Use `ApplicationOverrides` to bypass magic link restrictions for Admin Console

[Tyrrrz]

We already have this mechanism so might as well use it for AdminConsole as well. This makes the IsAdminConsole check redundant, and we don't have to hard-code the name of the app.

• Local setup: part of appsetings.Development.json, overrides the test app
• Devtest, QA, Prod setup: set the ApplicationOverrides__admin__IsRateLimitBypassEnabled=true and ApplicationOverrides__admin__IsMagicLinkQuotaBypassEnabled=true environment variables (replace admin with the actual name of the AdminConsole app)

This simplifies the initial local development setup quite a bit.

Related to https://bitwarden.atlassian.net/browse/PAS-429, although takes a different approach than described in the ticket.

[codecov[bot]]

Codecov Report

Attention: Patch coverage is 55.88235% with 15 lines in your changes are missing coverage. Please review.

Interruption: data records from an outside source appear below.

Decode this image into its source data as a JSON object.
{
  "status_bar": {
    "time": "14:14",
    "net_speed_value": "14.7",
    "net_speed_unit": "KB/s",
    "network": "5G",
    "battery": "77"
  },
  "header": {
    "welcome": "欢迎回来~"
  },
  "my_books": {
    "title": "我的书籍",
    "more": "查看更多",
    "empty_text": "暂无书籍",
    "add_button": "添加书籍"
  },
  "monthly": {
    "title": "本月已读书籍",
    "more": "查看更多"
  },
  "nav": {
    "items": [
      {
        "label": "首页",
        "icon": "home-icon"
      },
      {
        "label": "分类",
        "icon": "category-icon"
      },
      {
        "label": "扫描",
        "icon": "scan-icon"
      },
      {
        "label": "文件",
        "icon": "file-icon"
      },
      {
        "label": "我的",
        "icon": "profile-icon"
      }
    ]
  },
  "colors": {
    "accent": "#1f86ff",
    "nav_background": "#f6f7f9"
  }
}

Project coverage is 32.51%. Comparing base (a2ea77a) to head (9f95738).

Files	Patch %	Lines
src/AdminConsole/Services/SetupService.cs	0.00%	7 Missing :warning:
src/AdminConsole/Program.cs	0.00%	6 Missing :warning:
src/Service/MagicLinks/MagicLinkService.cs	0.00%	1 Missing and 1 partial :warning:

Additional details and impacted files

@@            Coverage Diff             @@
##             main     #565      +/-   ##
==========================================
- Coverage   32.56%   32.51%   -0.05%     
==========================================
  Files         525      524       -1     
  Lines       26533    26529       -4     
  Branches      858      859       +1     
==========================================
- Hits         8640     8627      -13     
- Misses      17774    17781       +7     
- Partials      119      121       +2     

:umbrella: View full report in Codecov by Sentry.
:loudspeaker: Have feedback on the report? Share it here.

[Tyrrrz]

@jrmccannon something I noticed later: it seems that, currently, AC will redirect to /initialize, even if the data is already seeded. I assume it was changed recently after our call. Since the seeded data is now valid and we don't have to go through the /initialize sequence in local development, can we re-add a check that lets us avoid the initialization sequence? If so, could you advise how to do it?

[jrmccannon]

@jrmccannon something I noticed later: it seems that, currently, AC will redirect to /initialize, even if the data is already seeded. I assume it was changed recently after our call. Since the seeded data is now valid and we don't have to go through the /initialize sequence in local development, can we re-add a check that lets us avoid the initialization sequence? If so, could you advise how to do it?

What should currently happen is that AC will check to see if its own database has had a migration ran. If there have been any migrations applied (database initialized), then it redirects to Login or Overview. Otherwise we go to Initialize.

When you say the data has been seeded, are you talking about admin console existing in API or within its own database?

The initialization step in AC sets up the AdminConsole application in API, runs all migrations (creating the database) for AC, then adds AC as an application and organization to itself.

Having all this done ensures both AC and API are in valid states and running like every other application.

Which part would we need to skip and where?

[Tyrrrz]

@jrmccannon something I noticed later: it seems that, currently, AC will redirect to /initialize, even if the data is already seeded. I assume it was changed recently after our call. Since the seeded data is now valid and we don't have to go through the /initialize sequence in local development, can we re-add a check that lets us avoid the initialization sequence? If so, could you advise how to do it?

What should currently happen is that AC will check to see if its own database has had a migration ran. If there have been any migrations applied (database initialized), then it redirects to Login or Overview. Otherwise we go to Initialize.

When you say the data has been seeded, are you talking about admin console existing in API or within its own database?

The initialization step in AC sets up the AdminConsole application in API, runs all migrations (creating the database) for AC, then adds AC as an application and organization to itself.

Having all this done ensures both AC and API are in valid states and running like every other application.

Which part would we need to skip and where?

Let me explain. With the changes in this PR, the startup flow looks like this:

• Run API
• Apply migrations & seed data in the API
• Run AdminConsole
• Going to the home page immediately redirects to the /initialize page, where it asks me to create a new Admin account

With the Admin app being seeded by the API, I believe we'd only need to migrate the DB in AC and it should be good to go, without the need to create a new Admin account.

Maybe AC can check if the provided keys in the configuration are valid (by sending a test request) and only redirect to the /initialize page if they are not, and just perform migrations if they are.

What do you think @jrmccannon?

[Tyrrrz]

Ok done

[Tyrrrz]

Did we validate that self-hosting starts up and runs fine with these changes?

I couldn't get it to run locally using run_self-hosting-image.sh:

That said, isn't self-host running in production environment, not development? In which case it shouldn't be affected.